С выездом из Италии Батюшков вздохнул свободнее. Он освобождался от зависимости, которая тяготила его, и приближался к отечеству, где его ожидали дружеские встречи. Он, по видимому, еще не совсем отказывался от мысли продолжать свою литературную деятельность. Еще раз возвратилось к нему вдохновение: июнем 1821 года помечено несколько небольших стихотворений, которые он внес тогда же в экземпляр своих „Опытов“, находившийся при нем; на этом экземпляре он делал исправления своих прежних стихов на случай нового их издания. В числе упомянутых пьес есть одна, особенно ярко изображающая его тогдашнее настроение:

Взгляни: сей кипарис, как наша степь, бесплоден,
Но свеж и зелен он всегда.
Не можешь, гражданин, как пальма, дать плода?
Так буди с кипарисом сходен;
Как он, уединен, осанист и свободен![575]

Менее, чем за два года пред тем, поэт еще выражал надежду, что может быть полезным гражданином в своем отечестве; теперь и эта надежда была для него утрачена; он сторонился от общества и желал лишь одного — охранить себя от посягательств на его нравственную личность.

Батюшков поехал в Теплиц, чтобы лечиться тамошними минеральными водами. Не знаем, был ли сделан этот выбор по указанию врачей, или быть может, больного поэта влекли в те места воспоминания о славных военных событиях, которых он был, в 1813 году, скромным, но пламенным участником, вместе с другом своим Петиным; несомненно, что память об этом рано погибшем товарище молодости должна была живо пробуждаться теперь в душе Батюшкова, как отблеск светлых дней невозвратного прошлого. Константин Николаевич принялся за лечение с каким-то, можно сказать, ожесточением, как будто возврат здоровья сулил обновить всё его существование: он брал ежедневно по две ванны в течение семидесяти дней сряду, между тем как некоторые другие больные опасались удара после первой же ванны[576]. В поступках его уже начинало проявляться упрямство, свойственное людям, которые не вполне владеют своим рассудком.

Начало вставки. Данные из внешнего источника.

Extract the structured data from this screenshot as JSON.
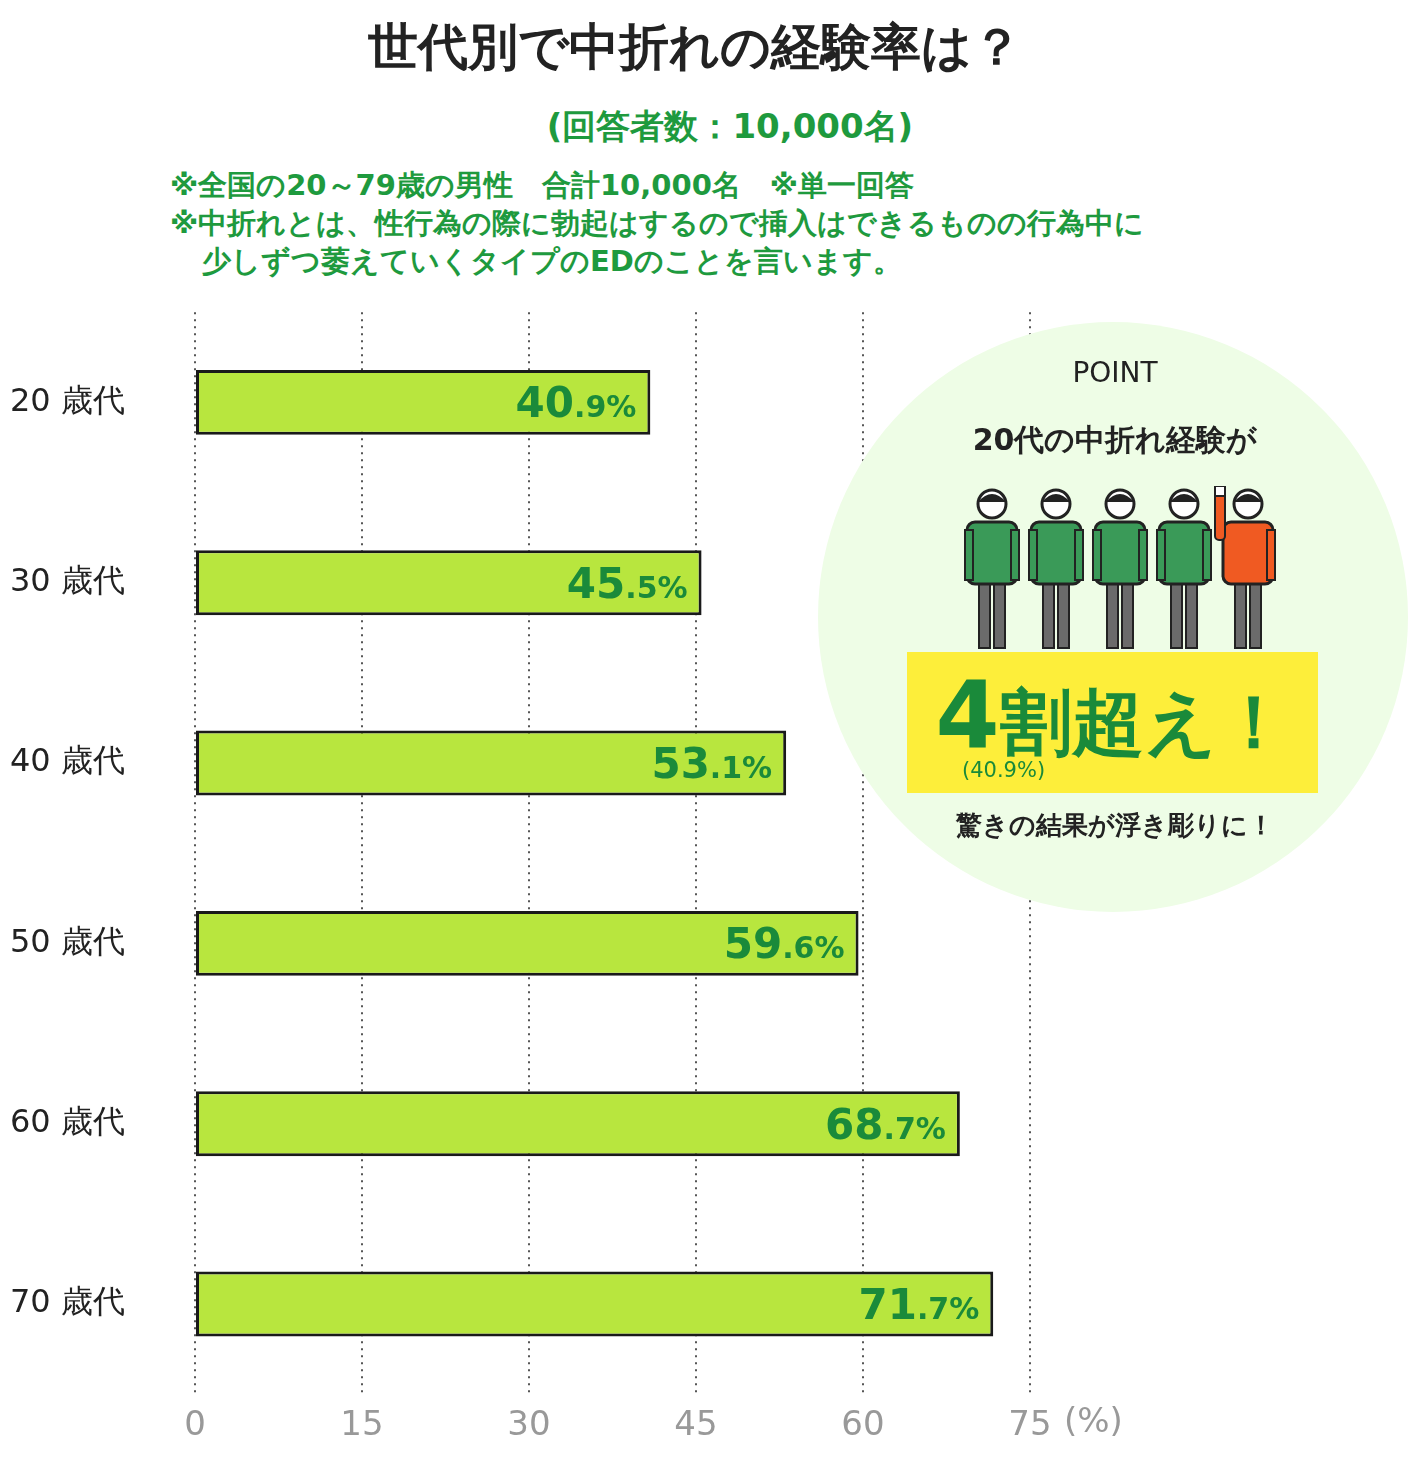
{
  "chart_data": {
    "type": "bar",
    "orientation": "horizontal",
    "title": "世代別で中折れの経験率は？",
    "subtitle": "(回答者数：10,000名)",
    "notes": [
      "※全国の20～79歳の男性　合計10,000名　※単一回答",
      "※中折れとは、性行為の際に勃起はするので挿入はできるものの行為中に",
      "少しずつ萎えていくタイプのEDのことを言います。"
    ],
    "categories": [
      "20 歳代",
      "30 歳代",
      "40 歳代",
      "50 歳代",
      "60 歳代",
      "70 歳代"
    ],
    "values": [
      40.9,
      45.5,
      53.1,
      59.6,
      68.7,
      71.7
    ],
    "value_labels": [
      "40.9%",
      "45.5%",
      "53.1%",
      "59.6%",
      "68.7%",
      "71.7%"
    ],
    "data_labels": true,
    "color": "#b8e63e",
    "xlim": [
      0,
      75
    ],
    "xticks": [
      0,
      15,
      30,
      45,
      60,
      75
    ],
    "xlabel": "(%)",
    "grid": true,
    "annotation": {
      "heading": "POINT",
      "lead": "20代の中折れ経験が",
      "headline": "4割超え！",
      "detail": "(40.9%)",
      "footer": "驚きの結果が浮き彫りに！"
    }
  }
}
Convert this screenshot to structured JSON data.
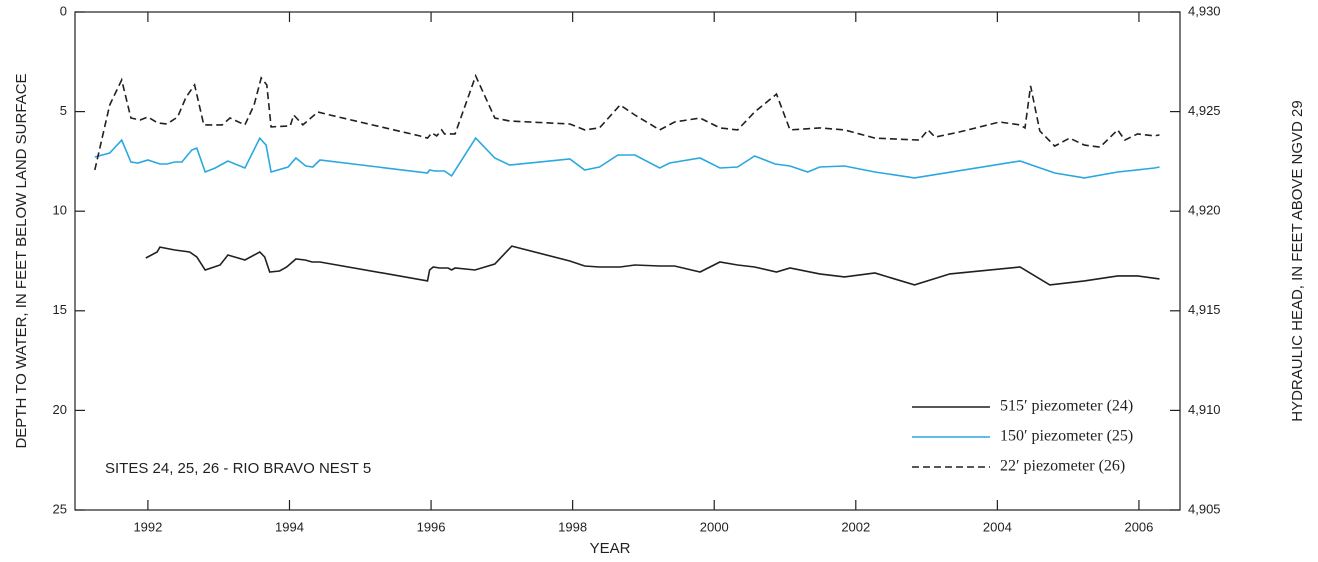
{
  "chart_data": {
    "type": "line",
    "annotation": "SITES 24, 25, 26 - RIO BRAVO NEST 5",
    "xlabel": "YEAR",
    "ylabel": "DEPTH TO WATER, IN FEET BELOW LAND SURFACE",
    "y2label": "HYDRAULIC HEAD, IN FEET ABOVE NGVD 29",
    "xlim": [
      1990.97,
      2006.58
    ],
    "xticks": [
      1992,
      1994,
      1996,
      1998,
      2000,
      2002,
      2004,
      2006
    ],
    "ylim": [
      0,
      25
    ],
    "invert_y": true,
    "yticks": [
      0,
      5,
      10,
      15,
      20,
      25
    ],
    "y2lim": [
      4905,
      4930
    ],
    "y2ticks": [
      {
        "value": 4905,
        "label": "4,905"
      },
      {
        "value": 4910,
        "label": "4,910"
      },
      {
        "value": 4915,
        "label": "4,915"
      },
      {
        "value": 4920,
        "label": "4,920"
      },
      {
        "value": 4925,
        "label": "4,925"
      },
      {
        "value": 4930,
        "label": "4,930"
      }
    ],
    "legend": "lower right",
    "series": [
      {
        "name": "515′ piezometer (24)",
        "color": "#231f20",
        "linestyle": "solid",
        "x": [
          1991.97,
          1992.13,
          1992.17,
          1992.38,
          1992.59,
          1992.69,
          1992.81,
          1993.02,
          1993.13,
          1993.37,
          1993.58,
          1993.65,
          1993.72,
          1993.86,
          1993.96,
          1994.09,
          1994.22,
          1994.32,
          1994.43,
          1995.95,
          1995.98,
          1996.03,
          1996.12,
          1996.24,
          1996.29,
          1996.34,
          1996.62,
          1996.9,
          1997.14,
          1997.96,
          1998.17,
          1998.38,
          1998.67,
          1998.88,
          1999.23,
          1999.44,
          1999.8,
          2000.08,
          2000.33,
          2000.57,
          2000.88,
          2001.07,
          2001.49,
          2001.84,
          2002.27,
          2002.83,
          2003.33,
          2004.32,
          2004.74,
          2005.23,
          2005.7,
          2005.98,
          2006.29
        ],
        "values": [
          12.35,
          12.05,
          11.8,
          11.95,
          12.05,
          12.3,
          12.95,
          12.7,
          12.2,
          12.45,
          12.05,
          12.3,
          13.05,
          13.0,
          12.8,
          12.4,
          12.45,
          12.55,
          12.55,
          13.5,
          12.95,
          12.8,
          12.85,
          12.85,
          12.95,
          12.85,
          12.95,
          12.65,
          11.75,
          12.5,
          12.75,
          12.8,
          12.8,
          12.7,
          12.75,
          12.75,
          13.05,
          12.55,
          12.7,
          12.8,
          13.05,
          12.85,
          13.15,
          13.3,
          13.1,
          13.7,
          13.15,
          12.8,
          13.7,
          13.5,
          13.25,
          13.25,
          13.4
        ]
      },
      {
        "name": "150′ piezometer (25)",
        "color": "#29a8e0",
        "linestyle": "solid",
        "x": [
          1991.25,
          1991.46,
          1991.63,
          1991.76,
          1991.86,
          1992.0,
          1992.17,
          1992.27,
          1992.38,
          1992.48,
          1992.62,
          1992.69,
          1992.81,
          1992.95,
          1993.13,
          1993.37,
          1993.58,
          1993.67,
          1993.74,
          1993.98,
          1994.09,
          1994.23,
          1994.33,
          1994.43,
          1995.95,
          1995.98,
          1996.05,
          1996.19,
          1996.29,
          1996.63,
          1996.9,
          1997.11,
          1997.96,
          1998.17,
          1998.38,
          1998.64,
          1998.88,
          1999.23,
          1999.37,
          1999.8,
          2000.08,
          2000.33,
          2000.57,
          2000.86,
          2001.07,
          2001.32,
          2001.49,
          2001.84,
          2002.27,
          2002.83,
          2004.32,
          2004.81,
          2005.23,
          2005.7,
          2006.22,
          2006.29
        ],
        "values": [
          7.28,
          7.08,
          6.43,
          7.53,
          7.58,
          7.43,
          7.63,
          7.63,
          7.53,
          7.53,
          6.93,
          6.83,
          8.03,
          7.83,
          7.48,
          7.83,
          6.33,
          6.68,
          8.03,
          7.78,
          7.33,
          7.73,
          7.78,
          7.43,
          8.08,
          7.93,
          7.98,
          7.98,
          8.23,
          6.33,
          7.33,
          7.68,
          7.38,
          7.93,
          7.78,
          7.18,
          7.18,
          7.83,
          7.58,
          7.33,
          7.83,
          7.78,
          7.23,
          7.63,
          7.73,
          8.03,
          7.78,
          7.73,
          8.03,
          8.33,
          7.48,
          8.08,
          8.33,
          8.03,
          7.83,
          7.78
        ]
      },
      {
        "name": "22′ piezometer (26)",
        "color": "#231f20",
        "linestyle": "dashed",
        "x": [
          1991.25,
          1991.46,
          1991.63,
          1991.76,
          1991.89,
          1992.0,
          1992.14,
          1992.27,
          1992.42,
          1992.54,
          1992.66,
          1992.79,
          1993.05,
          1993.16,
          1993.37,
          1993.5,
          1993.6,
          1993.68,
          1993.74,
          1994.01,
          1994.06,
          1994.19,
          1994.4,
          1994.57,
          1995.84,
          1995.95,
          1996.01,
          1996.08,
          1996.15,
          1996.19,
          1996.34,
          1996.63,
          1996.9,
          1997.11,
          1997.96,
          1998.17,
          1998.38,
          1998.67,
          1998.88,
          1999.23,
          1999.44,
          1999.8,
          2000.08,
          2000.33,
          2000.57,
          2000.88,
          2001.07,
          2001.49,
          2001.84,
          2002.27,
          2002.9,
          2003.02,
          2003.12,
          2003.47,
          2004.03,
          2004.32,
          2004.39,
          2004.47,
          2004.6,
          2004.81,
          2005.02,
          2005.23,
          2005.45,
          2005.7,
          2005.8,
          2005.98,
          2006.22,
          2006.29
        ],
        "values": [
          7.93,
          4.67,
          3.41,
          5.32,
          5.42,
          5.27,
          5.57,
          5.62,
          5.27,
          4.27,
          3.66,
          5.67,
          5.67,
          5.32,
          5.67,
          4.67,
          3.31,
          3.66,
          5.77,
          5.72,
          5.17,
          5.67,
          5.02,
          5.17,
          6.22,
          6.33,
          6.07,
          6.22,
          5.92,
          6.12,
          6.12,
          3.21,
          5.32,
          5.47,
          5.62,
          5.92,
          5.82,
          4.67,
          5.17,
          5.92,
          5.52,
          5.32,
          5.82,
          5.92,
          5.02,
          4.12,
          5.92,
          5.82,
          5.92,
          6.33,
          6.43,
          5.92,
          6.28,
          6.02,
          5.52,
          5.67,
          5.82,
          3.71,
          5.97,
          6.73,
          6.33,
          6.68,
          6.78,
          5.92,
          6.43,
          6.12,
          6.22,
          6.17
        ]
      }
    ]
  }
}
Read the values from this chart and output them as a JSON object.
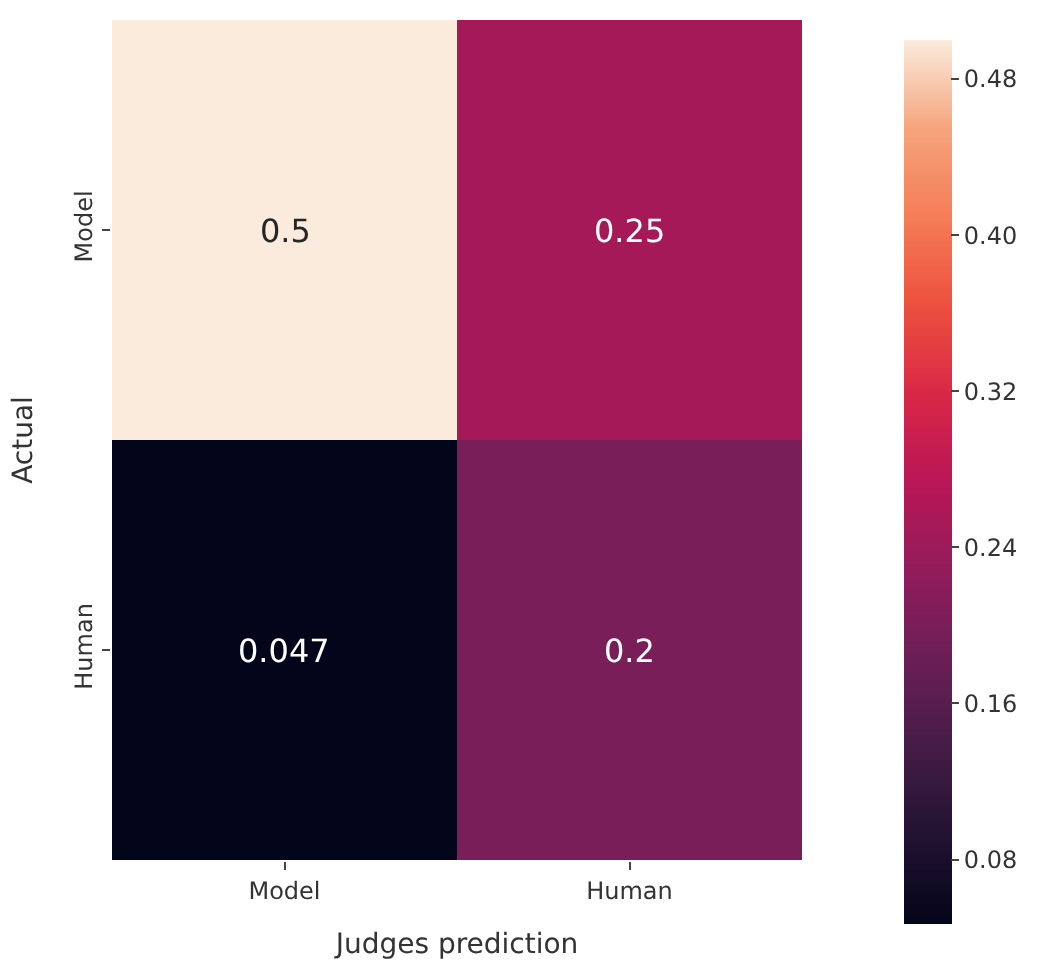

В Теплице Батюшков встретился с несколькими Русскими, между прочим с Д. Н. Блудовым. Ему сообщены были разные литературные новости, и в числе их две, имевшие к нему непосредственное отношение. Одна из них состояла в том, что небольшое стихотворение, написанное им в Неаполе на смерть малолетней дочери одной русской дамы, появилось в печати без его ведома; напечатал его Воейков в Сыне Отечества[577] со слов Блудова и притом некоторые стихи передал в искаженном виде; искажение это повело к неприятной печатной полемике между лицом, которое впервые дало огласку стихотворению Батюшкова, и журналистом. Другая новость, касавшаяся нашего поэта, заключалась в появлении, на страницах того же Сына Отечества, стихотворения П. А. Плетнева, под заглавием „Б......в из Рима (элегия)“[578]. Пьеса эта, напечатанная без имени автора, была следующего содержания:

{{poemx1||Напрасно — ветреный поэт — Я вас покинул, други, Забыв утехи юных лет И милые заслуги! Напрасно из страны отцов Летел мечтой крылатой В отчизну пламенных певцов Петрарки и Торквато! Напрасно по лугам брожу Авзонии прелестной И в сердце радости бужу, Смотря на свод небесный! Ах, неба чуждого красы Для странника не милы; Не веселы забав часы И радости унылы! Я слышу нежный звук речей И милые приветы; Я вижу голубых очей Знакомые обеты: Напрасно нега и любовь Сулят мне упоенья — Хладеет пламенная кровь И вянут наслажденья. Веселья и любви певец, Я позабыл забавы; Я снял свой миртовый венец И дни влачу без славы. Порой, на Тибр склонивши взор, Иль встретив Капитолий, Я слышу дружеский укор, Стыжусь забвенной доли... Забьется сердце для войны, Для прежней славной жизни, И я из дальней стороны Лечу в края отчизны! Когда я возвращуся к вам, Отечески Пенаты, И снова жрец ваш, фимиам Зажгу средь низкой хаты? Храните меч забвенный мой С цевницей одинокой! Я весь дышу еще войной И жизнию высокой. А вы, о милые друзья, Простите ли поэта? Он видит чуждые поля И бродит без привета. Как петь ему в стране чужой? Узрит поля родные — И тронет в радости немой Он струны золотые.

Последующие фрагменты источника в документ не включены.